This thesis comprises a cross-national comparison of readership responses to the British tabloid The Sun and the German red-top Bild. The study is of qualitative nature: it draws on extensive material derived from a total of 18 focus groups conducted in both
countries, in which 104 diverse adults participated.
The first study to compare tabloid reading experience cross-nationally, the research sets out to explore how readers of The Sun and readers of Bild make sense of the papers, and how they evaluate them. The results are analysed with regards to emerging
similarities and differences, which are pointed out and discussed in relation to the specific social and cultural contexts in the UK and Germany.
While many academic approaches to genre consider popular newspapers hazardous to the workings of democratic society; this study takes a different approach.
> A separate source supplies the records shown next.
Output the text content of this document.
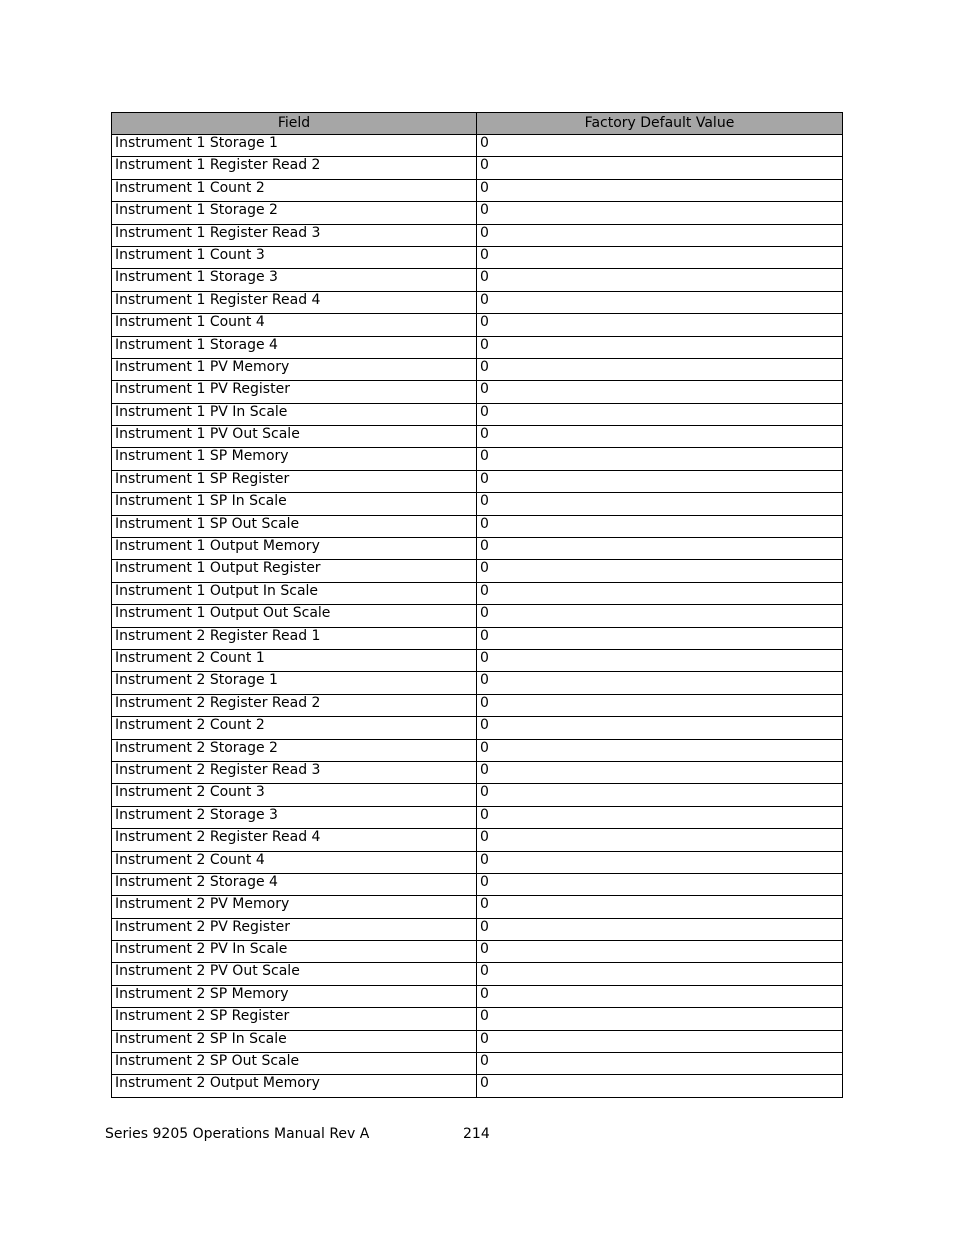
Field	Factory Default Value
Instrument 1 Storage 1	0
Instrument 1 Register Read 2	0
Instrument 1 Count 2	0
Instrument 1 Storage 2	0
Instrument 1 Register Read 3	0
Instrument 1 Count 3	0
Instrument 1 Storage 3	0
Instrument 1 Register Read 4	0
Instrument 1 Count 4	0
Instrument 1 Storage 4	0
Instrument 1 PV Memory	0
Instrument 1 PV Register	0
Instrument 1 PV In Scale	0
Instrument 1 PV Out Scale	0
Instrument 1 SP Memory	0
Instrument 1 SP Register	0
Instrument 1 SP In Scale	0
Instrument 1 SP Out Scale	0
Instrument 1 Output Memory	0
Instrument 1 Output Register	0
Instrument 1 Output In Scale	0
Instrument 1 Output Out Scale	0
Instrument 2 Register Read 1	0
Instrument 2 Count 1	0
Instrument 2 Storage 1	0
Instrument 2 Register Read 2	0
Instrument 2 Count 2	0
Instrument 2 Storage 2	0
Instrument 2 Register Read 3	0
Instrument 2 Count 3	0
Instrument 2 Storage 3	0
Instrument 2 Register Read 4	0
Instrument 2 Count 4	0
Instrument 2 Storage 4	0
Instrument 2 PV Memory	0
Instrument 2 PV Register	0
Instrument 2 PV In Scale	0
Instrument 2 PV Out Scale	0
Instrument 2 SP Memory	0
Instrument 2 SP Register	0
Instrument 2 SP In Scale	0
Instrument 2 SP Out Scale	0
Instrument 2 Output Memory	0
Series 9205 Operations Manual Rev A	214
Drawing on a range of academic ideas that can largely be associated to the intellectual tradition of ‘cultural studies’, the research foregrounds the social and cultural functions of the popular press from the readers’ point of view; focussing in particular on notions of belonging and community as expressed in the construction of citizenship, social
participation and collective identity formations.
Among the key results of the study, cross-nationally shared modes of engagement with tabloids are highlighted, which contribute to an often tension-filled character of the reading experience. Moreover, the papers’ highly stimulating potential is stressed. I develop my idea of the ‘negotiative space’ generated by tabloids; arguing that this greatly contributes to readers’ development of their ‘vision of the good and bad’. Moreover, the thesis emphasises the significance of the popular press to various kinds of readers’ social and cultural identity formations; particularly with regards to notions of nationhood and national identity.